Appeal from a decision of the Workers’ Compensation Board, filed November 14, 1996, which ruled the claimant sustained a compensable injury and awarded workers’ compensation benefits.

On April 11, 1994, claimant, then under age 25, sustained an injury to his left ankle while in the course of his employment, an injury which ultimately required reconstructive surgery. Following his application for workers’ compensation *947benefits, claimant was found to have sustained a 20% schedule loss of the use of his left foot. The Workers’ Compensation Board awarded claimant benefits of $308.43 per week, based upon an actual average weekly wage of $462.65, for a temporary total disability from April 12, 1994 to July 11, 1994 and August 25, 1994 through November 2, 1994, and benefits of $400 per week, based upon an average weekly wage expectancy rate of $600 (see, Workers’ Compensation Law § 14 [5]), for a permanent partial disability from July 11, 1994 to August 25, 1994 and January 16, 1995 through February 1, 1995.

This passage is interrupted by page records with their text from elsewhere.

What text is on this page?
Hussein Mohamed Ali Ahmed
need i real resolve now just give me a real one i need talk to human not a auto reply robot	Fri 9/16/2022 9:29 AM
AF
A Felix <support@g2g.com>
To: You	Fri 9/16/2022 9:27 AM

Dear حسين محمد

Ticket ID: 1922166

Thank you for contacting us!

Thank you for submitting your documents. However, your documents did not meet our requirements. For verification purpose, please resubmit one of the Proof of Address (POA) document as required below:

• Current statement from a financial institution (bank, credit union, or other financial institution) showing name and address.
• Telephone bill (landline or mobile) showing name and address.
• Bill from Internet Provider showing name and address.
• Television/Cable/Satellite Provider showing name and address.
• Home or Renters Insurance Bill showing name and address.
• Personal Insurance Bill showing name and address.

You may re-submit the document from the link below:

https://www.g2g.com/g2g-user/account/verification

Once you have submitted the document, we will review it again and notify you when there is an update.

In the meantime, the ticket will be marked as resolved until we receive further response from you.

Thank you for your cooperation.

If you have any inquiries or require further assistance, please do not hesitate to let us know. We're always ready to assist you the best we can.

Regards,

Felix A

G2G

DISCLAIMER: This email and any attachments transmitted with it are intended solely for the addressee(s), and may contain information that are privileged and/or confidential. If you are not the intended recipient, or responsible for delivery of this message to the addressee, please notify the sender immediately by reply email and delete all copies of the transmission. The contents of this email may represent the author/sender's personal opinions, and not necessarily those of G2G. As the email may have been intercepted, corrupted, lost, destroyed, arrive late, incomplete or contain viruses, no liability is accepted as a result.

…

Claimant contends that because the Board calculated his schedule loss-of-use award in weeks from the date of his injury, it ipso facto reclassified all prior periods of temporary total disability as periods of permanent partial disability, thereby necessitating that the entire schedule loss-of-use award be calculated at the future wage expectancy rate of $400 per week from the date of injury forward. Neither the record nor the applicable statutory provisions supports this argument. It is well settled that “[t]he determination of the medical condition and how it is to be classified is [a question of fact] * * * for the Board” whose decision will not be disturbed if supported by substantial evidence (Minkowitz, Supplementary Practice Commentaries, McKinney’s Cons Law of NY, Book 64, Workers’ Compensation Law § 15, 1997 Pocket Part, at 3). Unlike Matter of McNeil v Geary (105 AD2d 539), upon which claimant relies, the Board here did not reclassify claimant’s injury as a permanent partial disability from the date of his injury. To the contrary, in rendering its award, the Board expressly delineated those periods in which claimant was found to be temporarily totally disabled and those in which he was found to be permanently partially disabled. Moreover, we find no provision in the Workers’ Compensation Law to mandate the result that claimant seeks. Inasmuch as substantial evidence in the form of expert medical opinion supports that part of the award at the total disability rate (cf., Matter of Vanderwalker v Snowball Tree Farm, 170 AD2d 845, 847), and because future wage expectancy is only applicable to an award for a permanent partial disability (see, Matter of Kirchner v Park Edge Supermarkets, 75 AD2d 916), we find no basis upon which to disturb the Board’s decision.

Cardona, P. J., Mikoll, Crew III, Peters and Carpinello, JJ., concur. Ordered that the decision is affirmed, without costs.